Não se pode negar que a eletrificação é uma realidade, por ser um degrau evolutivo na tecnologia da indústria automobilística, e que o caminho para zerar as emissões não será necessariamente linear, já que cada região pode evoluir ao longo do tempo transitando por diferentes inovações. Mesmo com os desafios apresentados pelo setor, o interesse das empresas, principalmente aquelas que tem a temática ESG como prioridade, e dos consumidores só aumenta. É preciso superar as barreiras para ser cada vez mais verde.
Para ABVE, eletromobilidade é a grande fronteira tecnológica do século XXI
A ABVE e o Instituto de Engenharia assinaram, em agosto, a Carta da Eletromobilidade, em que defendem uma política nacional de transporte sustentável no Brasil e colocam o país como um dos poucos no mundo que podem ter mais de uma tecnologia para enfrentar a questão das emissões e mobilidade sustentável, onde a eletrificação, junto com os biocombustíveis, terá papel relevante. No texto, assinado pelos presidentes, a eletromobilidade é vista como a grande fronteira tecnológica da indústria do século XXI.

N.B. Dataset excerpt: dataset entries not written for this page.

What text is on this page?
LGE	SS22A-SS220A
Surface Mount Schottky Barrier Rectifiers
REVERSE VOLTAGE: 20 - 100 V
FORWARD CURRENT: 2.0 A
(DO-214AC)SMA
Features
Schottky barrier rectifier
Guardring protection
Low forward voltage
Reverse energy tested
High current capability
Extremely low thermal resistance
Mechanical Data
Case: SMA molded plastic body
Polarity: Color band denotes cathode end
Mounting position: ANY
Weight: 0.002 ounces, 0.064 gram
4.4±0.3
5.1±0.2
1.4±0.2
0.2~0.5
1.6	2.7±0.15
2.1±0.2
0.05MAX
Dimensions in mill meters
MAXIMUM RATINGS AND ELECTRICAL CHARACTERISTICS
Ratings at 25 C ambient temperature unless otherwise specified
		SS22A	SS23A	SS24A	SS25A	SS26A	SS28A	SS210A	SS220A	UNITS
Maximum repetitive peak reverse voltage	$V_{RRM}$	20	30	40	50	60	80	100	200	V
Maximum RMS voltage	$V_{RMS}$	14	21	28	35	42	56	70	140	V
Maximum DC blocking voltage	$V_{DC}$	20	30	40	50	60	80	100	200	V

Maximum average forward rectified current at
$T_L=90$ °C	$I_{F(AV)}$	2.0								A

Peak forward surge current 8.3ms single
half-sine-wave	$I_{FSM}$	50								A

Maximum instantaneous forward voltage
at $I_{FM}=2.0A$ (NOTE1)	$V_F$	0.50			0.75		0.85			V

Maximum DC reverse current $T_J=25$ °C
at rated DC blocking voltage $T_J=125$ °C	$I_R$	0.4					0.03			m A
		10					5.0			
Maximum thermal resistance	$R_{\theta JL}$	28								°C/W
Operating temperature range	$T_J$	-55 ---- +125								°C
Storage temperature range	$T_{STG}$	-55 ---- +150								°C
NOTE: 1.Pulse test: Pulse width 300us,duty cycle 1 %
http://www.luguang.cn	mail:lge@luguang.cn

Ao redor do mundo, outras nações incentivam os carros elétricos e os colocam como a única solução possível para o problema da emissão de gases poluentes. Nos Estados Unidos, por exemplo, o governo de Joe Biden estabeleceu como meta ter 100% da sua frota eletrificada até 2030. Já em Portugal, o governo federal ofereceu incentivo de 4 mil euros para aqueles que tivessem interesse em comprar um carro elétrico novo no país.
Outro bom exemplo de adaptação vem da Alemanha, onde um a cada três carros novos são elétricos. Já na China, os veículos elétricos são vistos como o futuro: estima-se que entre 25 e 50% do mercado de veículos de passageiros até 2025 seja de carros movidos por tração elétrica. No entanto, é a Noruega que tem a maior participação de veículos elétricos em sua frota: esses automóveis representaram a maioria dos novos registros em 2020. A explicação está nos fortes incentivos apresentados pelo governo norueguês.
Outro levantamento do Statista aponta que, entre 2021 e 2027, o tamanho do mercado global de veículos elétricos deve aumentar mais de quatro vezes e atingir cerca de 1,4 trilhão de dólares. Enquanto países como China e Alemanha conseguem aumentar sua frota de carros elétricos, nações como o Brasil, que já utilizam uma energia mais limpa, passam por dificuldades por falta de incentivos do governo, o que acarreta altos custos.
*Alexandre Ribas é sócio da Falconi desde 2014 e diretor da Unidade de Indústria de Bens Duráveis, segmento que engloba os setores de veículos e autopeças, da consultoria.